图像分析是深度学习中最显著的领域之一。图像易于生成和处理，它们恰好是机器学习的正确数据类型：对人类易于理解，但对计算机而言却很难。不奇怪，图像分析在深度神经网络的历史中发挥了关键作用。

图 11.1：检测对象的示例。来源：B. C. Russell, A. Torralba, C. Liu, R. Fergus, W. T. Freeman，《通过场景对齐进行对象检测》，2007 年进展神经信息处理系统，网址：bryanrussell.org/papers/nips…

随着自动驾驶汽车、面部检测、智能视频监控和人数统计解决方案的兴起，快速准确的目标检测系统需求量大。这些系统不仅包括图像中对象的识别和分类，还可以通过绘制适当的框来定位每个对象。这使得目标检测比传统的计算机视觉前身——图像分类更为复杂。

在本章中，我们将讨论目标检测——找出图像中有哪些对象。例如，想象一下自动驾驶汽车需要在道路上检测其他车辆，就像图 11.1中一样。目标检测有许多复杂的算法。它们通常需要庞大的数据集、非常深的卷积网络和长时间的训练。

CIFAR-10 – 建模、构建和训练

此示例展示了如何在 CIFAR-10 数据集中制作用于分类图像的 CNN。我们将使用一个简单的卷积神经网络实现一些卷积和全连接层。

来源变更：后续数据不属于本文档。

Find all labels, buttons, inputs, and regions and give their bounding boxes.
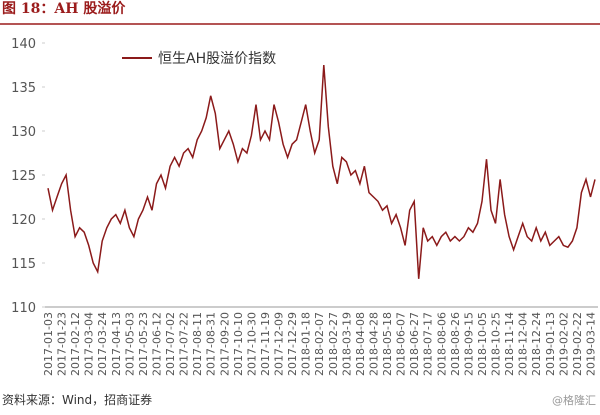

即使网络架构非常简单，当尝试检测 CIFAR-10 图像中的对象时，您会看到它表现得有多好。

所以，让我们开始这个实现。

使用的包

我们导入了此实现所需的所有包：

%matplotlib inline
%config InlineBackend.figure_format = 'retina'

from urllib.request import urlretrieve
from os.path import isfile, isdir
from tqdm import tqdm
import tarfile
import numpy as np
import random
import matplotlib.pyplot as plt
from sklearn.preprocessing import LabelBinarizer
from sklearn.preprocessing import OneHotEncoder

import pickle
import tensorflow as tf

载入 CIFAR-10 数据集

在这个实现中，我们将使用 CIFAR-10 数据集，这是用于对象检测的最常用的数据集之一。因此，让我们先定义一个辅助类来下载和提取 CIFAR-10 数据集（如果尚未下载）：

cifar10_batches_dir_path = 'cifar-10-batches-py'

tar_gz_filename = 'cifar-10-python.tar.gz'

class DLProgress(tqdm):
    last_block = 0

    def hook(self, block_num=1, block_size=1, total_size=None):
        self.total = total_size
        self.update((block_num - self.last_block) * block_size)
        self.last_block = block_num

if not isfile(tar_gz_filename):
    with DLProgress(unit='B', unit_scale=True, miniters=1, desc='CIFAR-10 Python Images Batches') as pbar:
        urlretrieve(
            'https://www.cs.toronto.edu/~kriz/cifar-10-python.tar.gz',
            tar_gz_filename,
            pbar.hook)

if not isdir(cifar10_batches_dir_path):
    with tarfile.open(tar_gz_filename) as tar:
        tar.extractall()
        tar.close()

下载并提取 CIFAR-10 数据集后，您会发现它已经分成了五个批次。CIFAR-10 包含了 10 个类别的图像：

airplane
automobile
bird
cat
deer
dog
frog
horse
ship
truck

在我们深入构建网络核心之前，让我们进行一些数据分析和预处理。

数据分析和预处理

我们需要分析数据集并进行一些基本的预处理。因此，让我们首先定义一些辅助函数，这些函数将使我们能够从我们有的五批次中加载特定批次，并打印关于此批次及其样本的一些分析：

# Defining a helper function for loading a batch of images
def load_batch(cifar10_dataset_dir_path, batch_num):

    with open(cifar10_dataset_dir_path + '/data_batch_' + str(batch_num), mode='rb') as file:
        batch = pickle.load(file, encoding='latin1')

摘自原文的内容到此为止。